VW, BMW and Mercedes in the Spotlight: Grim Forecast from Top Economist
According to Moritz Schularick, President of the Kiel Institute for the World Economy (IfW), it is unlikely that Volkswagen, BMW and Mercedes will all survive the next five years in their current form. Speaking recently on the ZDF programme Markus Lanz, Schularick remarked that he doesn’t see the trio continuing to exist in their current configuration by the end of the decade. “At least one of these carmakers will likely reach the decade’s end in a different form,” he stated.
This isn’t the first time Schularick has issued a stark warning about Germany’s carmakers. Back in September 2024, he told WirtschaftsWoche that he didn’t believe all of the country’s auto giants would make it through the decade unchanged – a view he reiterated on Markus Lanz, stressing that nothing has changed his mind.
Schularick attributes the crisis in part to a sluggish transition to electric mobility, describing the shift as one that the industry has “slept through.” When asked to clarify what “ending the decade in a different form” might entail, he explained that this could mean being bought out, broken up, or merged into new entities. However, Stephan Weil (SPD), the outgoing Minister-President of Lower Saxony, warned against painting an overly negative picture. “I don’t see any sign that VW or its individual divisions are about to merge,” he countered.

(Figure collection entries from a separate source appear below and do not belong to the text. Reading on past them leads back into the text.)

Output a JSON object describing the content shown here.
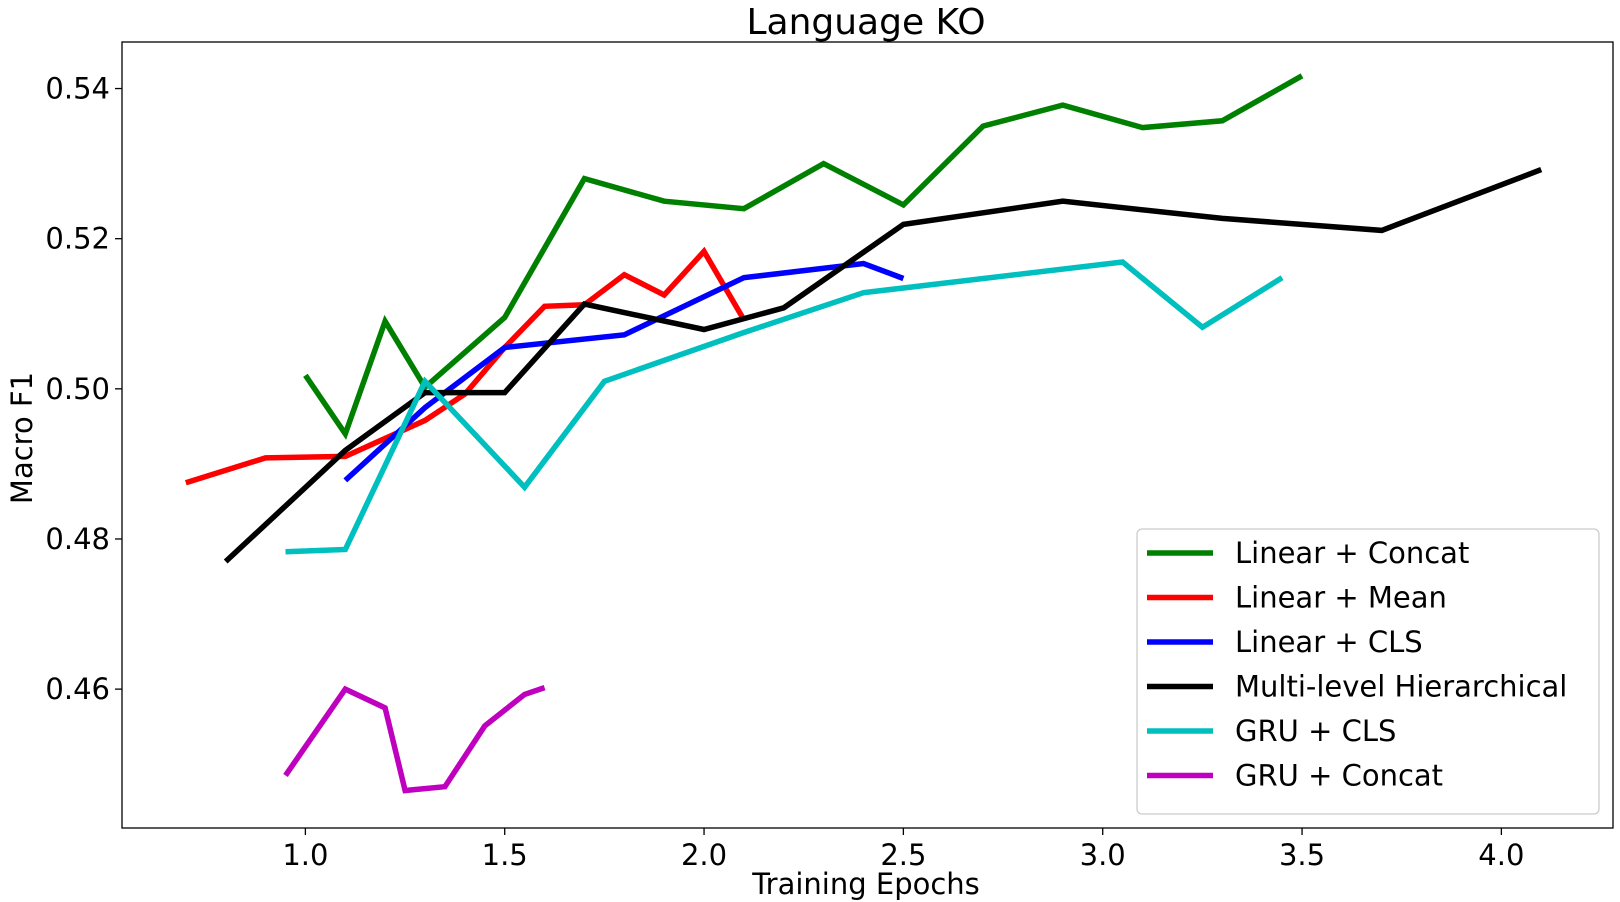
{
  "chart_data": {
    "type": "line",
    "title": "Language KO",
    "xlabel": "Training Epochs",
    "ylabel": "Macro F1",
    "xlim": [
      0.54,
      4.28
    ],
    "ylim": [
      0.4415,
      0.5462
    ],
    "xticks": [
      1.0,
      1.5,
      2.0,
      2.5,
      3.0,
      3.5,
      4.0
    ],
    "xtick_labels": [
      "1.0",
      "1.5",
      "2.0",
      "2.5",
      "3.0",
      "3.5",
      "4.0"
    ],
    "yticks": [
      0.46,
      0.48,
      0.5,
      0.52,
      0.54
    ],
    "ytick_labels": [
      "0.46",
      "0.48",
      "0.50",
      "0.52",
      "0.54"
    ],
    "grid": false,
    "legend_position": "lower-right",
    "series": [
      {
        "name": "Linear + Concat",
        "color": "#008000",
        "x": [
          1.0,
          1.1,
          1.2,
          1.3,
          1.5,
          1.7,
          1.9,
          2.1,
          2.3,
          2.5,
          2.7,
          2.9,
          3.1,
          3.3,
          3.5
        ],
        "y": [
          0.5018,
          0.494,
          0.509,
          0.5002,
          0.5095,
          0.528,
          0.525,
          0.524,
          0.53,
          0.5245,
          0.535,
          0.5378,
          0.5348,
          0.5357,
          0.5417
        ]
      },
      {
        "name": "Linear + Mean",
        "color": "#ff0000",
        "x": [
          0.7,
          0.9,
          1.1,
          1.3,
          1.4,
          1.5,
          1.6,
          1.7,
          1.8,
          1.9,
          2.0,
          2.1
        ],
        "y": [
          0.4875,
          0.4908,
          0.491,
          0.4958,
          0.4993,
          0.5055,
          0.511,
          0.5112,
          0.5152,
          0.5125,
          0.5183,
          0.5092
        ]
      },
      {
        "name": "Linear + CLS",
        "color": "#0000ff",
        "x": [
          1.1,
          1.3,
          1.5,
          1.8,
          2.1,
          2.4,
          2.5
        ],
        "y": [
          0.4878,
          0.4975,
          0.5055,
          0.5072,
          0.5148,
          0.5167,
          0.5147
        ]
      },
      {
        "name": "Multi-level Hierarchical",
        "color": "#000000",
        "x": [
          0.8,
          1.1,
          1.3,
          1.5,
          1.7,
          2.0,
          2.2,
          2.5,
          2.9,
          3.3,
          3.7,
          4.1
        ],
        "y": [
          0.477,
          0.4918,
          0.4995,
          0.4995,
          0.5113,
          0.5079,
          0.5108,
          0.5219,
          0.525,
          0.5227,
          0.5211,
          0.5292
        ]
      },
      {
        "name": "GRU + CLS",
        "color": "#00bfbf",
        "x": [
          0.95,
          1.1,
          1.3,
          1.55,
          1.75,
          2.1,
          2.4,
          3.05,
          3.25,
          3.45
        ],
        "y": [
          0.4783,
          0.4786,
          0.501,
          0.4869,
          0.501,
          0.5075,
          0.5128,
          0.5169,
          0.5082,
          0.5148
        ]
      },
      {
        "name": "GRU + Concat",
        "color": "#bf00bf",
        "x": [
          0.95,
          1.1,
          1.2,
          1.25,
          1.35,
          1.45,
          1.55,
          1.6
        ],
        "y": [
          0.4485,
          0.46,
          0.4575,
          0.4465,
          0.447,
          0.4551,
          0.4593,
          0.4602
        ]
      }
    ]
  }
}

Plunging Profits and Sales: The Downward Trend Continues
After years of booming profits, Germany’s carmakers are now facing an evident downturn. Volkswagen, for instance, delivered fewer vehicles in the last quarter compared to the same period a year ago. Between April and June, the group delivered 2,243,700 vehicles across all its brands worldwide – a 3.8 percent drop. The company highlighted particularly weak performance at Audi and in China as key factors.

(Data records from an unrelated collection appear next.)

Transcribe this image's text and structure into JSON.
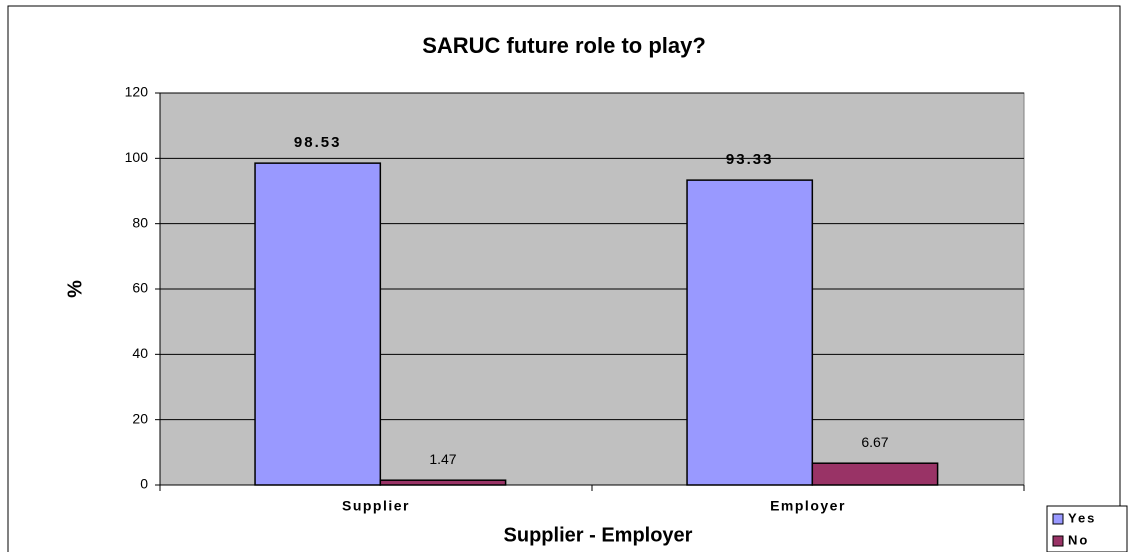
{
  "chart_data": {
    "type": "bar",
    "title": "SARUC future role to play?",
    "x_label": "Supplier - Employer",
    "y_label": "%",
    "categories": [
      "Supplier",
      "Employer"
    ],
    "series": [
      {
        "name": "Yes",
        "color": "#9999ff",
        "values": [
          98.53,
          93.33
        ]
      },
      {
        "name": "No",
        "color": "#993366",
        "values": [
          1.47,
          6.67
        ]
      }
    ],
    "ylim": [
      0,
      120
    ],
    "yticks": [
      0,
      20,
      40,
      60,
      80,
      100,
      120
    ],
    "grid": true,
    "legend": "bottom-right",
    "plot_background": "#c0c0c0"
  }
}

Audi saw its sales plummet by 11.3 percent, while the core Volkswagen brand dropped by 5.2 percent. Meanwhile, Skoda and Seat/Cupra reported gains. The Chinese market, however, proved especially difficult, with deliveries falling by 19.3 percent over the past three months.

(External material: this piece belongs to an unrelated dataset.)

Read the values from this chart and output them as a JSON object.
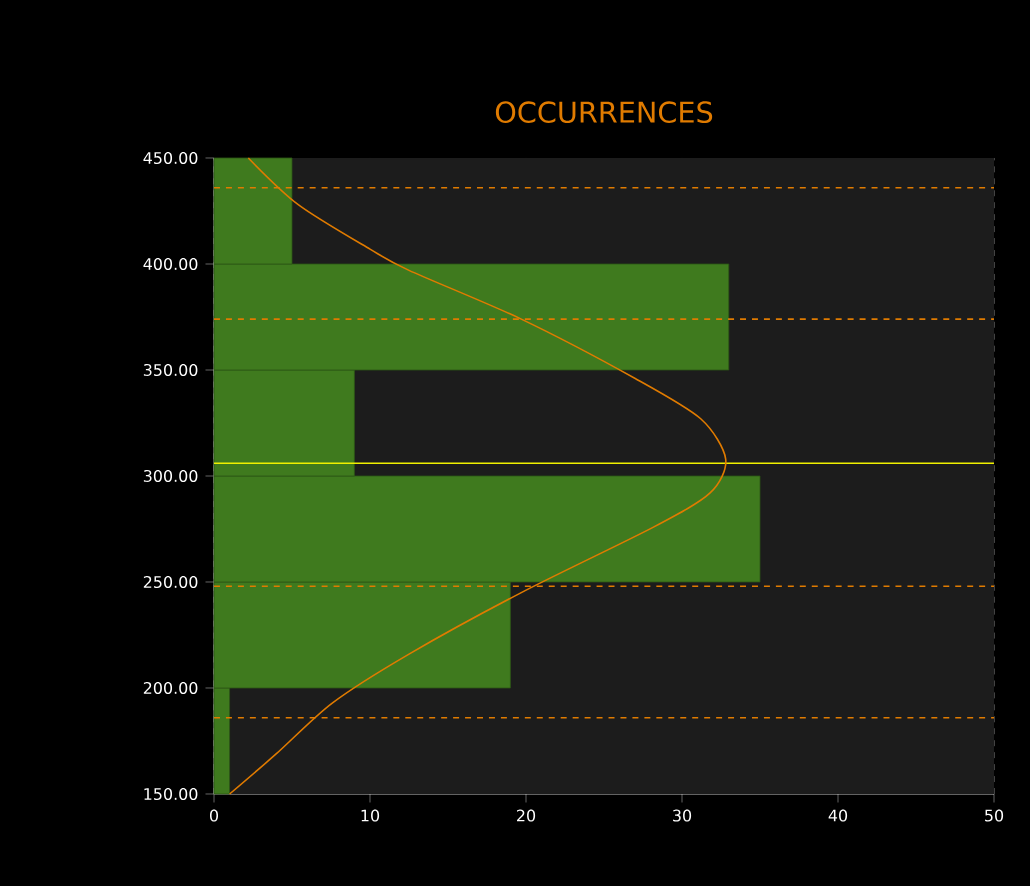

There was also a setback in electric vehicle (EV) sales. During the first half of 2025, Volkswagen delivered 317,200 EVs globally – 4,400 fewer than in the same period in 2023. The main culprit was weak demand in Europe and the United States, with both markets seeing a 15 percent drop in EV deliveries. That said, the order backlog for EVs in Western Europe rose slightly, reaching approximately 170,000 units.
BMW, too, has suffered a blow. For the 2024 financial year, the Munich-based manufacturer reported a post-tax profit of €7.7 billion. While that figure may sound substantial, it represents a 37 percent decline from the previous year – marking the second sharp drop in a row. In addition to sluggish sales in China, BMW also faced issues with brake components supplied by Continental, which further impacted performance.
As the automotive sector continues to navigate an increasingly volatile landscape, questions about its long-term viability – and the survival of key players – grow louder. The next few years could prove defining for Germany’s historic auto industry.